5 juillet 2021 à 9 09 31 07317

Le président de la Guinée Bissau, Ùmaro Sissoco Embaló, reste intransigeant sur la question de la frontière entre son pays et la République de Guinée. Il a réitéré au président en exercice de la CEDEAO, en visite éclair ce dimanche 4 juillet 2021, à Bissau, qu’il ne signera aucun engagement pour la réouverture de cette frontière, a appris Guineematin.com des médias bissau-guinéens.

En se rendant ce dimanche à Bissau, le président du Ghana, Nana Akoufo-Addo, président en exercice de la Conférence des Chefs d’Etat de la CEDEAO, espérait pouvoir convaincre son homologue bissau-guinéen à faire comme les présidents sierra-léonais et sénégalais : signer un accord avec la Guinée pour permettre la réouverture de la frontière entre les deux pays.

Mais c’était sans compter sur la fermeté de M. Embaló, qui a réitéré ce qu’il a dit publiquement il y a quelques semaines, à Accra. Il a indiqué que sa position sur cette question est irréversible : Conakry a fermé unilatéralement sa frontière avec Bissau, il n’est pas question de signer un quelconque accord pour sa réouverture.

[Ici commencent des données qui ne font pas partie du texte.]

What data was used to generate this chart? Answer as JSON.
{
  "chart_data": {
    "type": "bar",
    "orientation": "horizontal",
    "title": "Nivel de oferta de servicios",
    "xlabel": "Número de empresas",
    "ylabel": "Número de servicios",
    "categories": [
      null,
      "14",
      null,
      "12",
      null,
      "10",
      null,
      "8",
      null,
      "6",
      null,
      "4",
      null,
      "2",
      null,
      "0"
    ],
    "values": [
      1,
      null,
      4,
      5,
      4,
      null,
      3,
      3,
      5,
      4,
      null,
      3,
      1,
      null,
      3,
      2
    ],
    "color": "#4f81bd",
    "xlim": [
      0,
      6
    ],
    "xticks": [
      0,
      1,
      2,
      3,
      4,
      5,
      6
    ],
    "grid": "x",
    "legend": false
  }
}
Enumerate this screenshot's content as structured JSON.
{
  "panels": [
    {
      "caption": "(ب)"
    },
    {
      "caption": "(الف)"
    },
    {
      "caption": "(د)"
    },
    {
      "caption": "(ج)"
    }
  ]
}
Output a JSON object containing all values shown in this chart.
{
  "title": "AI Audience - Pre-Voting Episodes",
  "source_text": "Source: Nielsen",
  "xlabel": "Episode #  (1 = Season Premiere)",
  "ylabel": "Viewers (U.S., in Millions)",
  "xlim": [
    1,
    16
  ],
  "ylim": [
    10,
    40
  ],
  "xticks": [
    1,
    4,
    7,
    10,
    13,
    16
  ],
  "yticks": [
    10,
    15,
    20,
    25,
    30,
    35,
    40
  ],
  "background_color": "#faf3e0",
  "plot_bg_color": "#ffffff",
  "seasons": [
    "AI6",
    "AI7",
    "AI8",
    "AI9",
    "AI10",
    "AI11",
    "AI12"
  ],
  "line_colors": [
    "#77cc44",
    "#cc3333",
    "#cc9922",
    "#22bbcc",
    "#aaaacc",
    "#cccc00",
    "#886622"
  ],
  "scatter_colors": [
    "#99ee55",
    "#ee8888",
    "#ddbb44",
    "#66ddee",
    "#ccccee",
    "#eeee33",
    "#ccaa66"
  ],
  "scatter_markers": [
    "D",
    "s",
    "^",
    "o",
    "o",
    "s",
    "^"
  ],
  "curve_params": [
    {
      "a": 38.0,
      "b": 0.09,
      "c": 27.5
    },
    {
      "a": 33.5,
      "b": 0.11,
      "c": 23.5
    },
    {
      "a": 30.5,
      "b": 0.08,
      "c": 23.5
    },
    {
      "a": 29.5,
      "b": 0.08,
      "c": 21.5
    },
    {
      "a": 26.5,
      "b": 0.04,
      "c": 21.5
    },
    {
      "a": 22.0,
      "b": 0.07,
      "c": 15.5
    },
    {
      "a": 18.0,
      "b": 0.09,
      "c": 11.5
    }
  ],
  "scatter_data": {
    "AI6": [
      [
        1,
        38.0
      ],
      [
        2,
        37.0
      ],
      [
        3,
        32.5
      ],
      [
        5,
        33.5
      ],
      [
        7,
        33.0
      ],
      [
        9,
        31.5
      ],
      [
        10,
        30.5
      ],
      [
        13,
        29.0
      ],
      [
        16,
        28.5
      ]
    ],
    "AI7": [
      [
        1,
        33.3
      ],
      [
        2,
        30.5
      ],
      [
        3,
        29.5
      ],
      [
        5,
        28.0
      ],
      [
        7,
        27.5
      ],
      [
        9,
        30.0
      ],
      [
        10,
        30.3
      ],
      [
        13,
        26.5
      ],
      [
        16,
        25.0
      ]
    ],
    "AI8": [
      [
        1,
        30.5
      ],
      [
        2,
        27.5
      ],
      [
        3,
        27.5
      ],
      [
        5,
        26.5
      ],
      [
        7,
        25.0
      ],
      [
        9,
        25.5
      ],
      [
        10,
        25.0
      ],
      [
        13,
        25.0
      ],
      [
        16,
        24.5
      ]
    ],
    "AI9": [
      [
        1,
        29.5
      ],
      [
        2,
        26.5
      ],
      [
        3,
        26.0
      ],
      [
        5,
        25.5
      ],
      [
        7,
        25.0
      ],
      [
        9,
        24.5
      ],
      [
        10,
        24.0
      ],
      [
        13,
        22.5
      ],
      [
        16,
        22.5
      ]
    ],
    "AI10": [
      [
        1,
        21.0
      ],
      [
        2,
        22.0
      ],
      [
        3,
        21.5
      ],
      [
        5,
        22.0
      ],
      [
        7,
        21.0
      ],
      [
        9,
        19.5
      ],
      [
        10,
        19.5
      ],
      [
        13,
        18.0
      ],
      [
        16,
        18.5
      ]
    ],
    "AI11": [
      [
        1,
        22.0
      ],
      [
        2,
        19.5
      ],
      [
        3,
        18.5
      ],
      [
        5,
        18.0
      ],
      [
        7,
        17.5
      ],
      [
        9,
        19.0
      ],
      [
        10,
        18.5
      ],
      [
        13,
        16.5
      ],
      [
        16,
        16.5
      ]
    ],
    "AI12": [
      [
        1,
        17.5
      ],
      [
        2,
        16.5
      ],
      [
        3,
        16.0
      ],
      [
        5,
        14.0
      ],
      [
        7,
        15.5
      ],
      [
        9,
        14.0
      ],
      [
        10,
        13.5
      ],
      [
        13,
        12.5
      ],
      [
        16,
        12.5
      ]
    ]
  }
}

 « Nous ne sommes pas des pays belligérants, non ! Je ne signerai rien : cette position est irréversible. Je n’ai pas fermé les frontières, alors pourquoi devrais-je signer leur réouverture ? Que ceux qui les ont fermées les rouvrent. La Guinée-Bissau ne fermera jamais ses frontières avec les Républiques sœurs de Guinée et du Sénégal », a déclaré Ùmaro Sissoco Embaló devant les médias, peu après le départ de son homologue ghanéen de Bissau.

Le président bissau-guinéen s’est dit toutefois disposé à dialoguer avec son homologue guinéen, Alpha Condé, avec qui il dit n’avoir pas de problèmes. Une annonce saluée par le président en exercice de la CEDEAO, Nana Akufo-Addo, à l’issue de cette visite.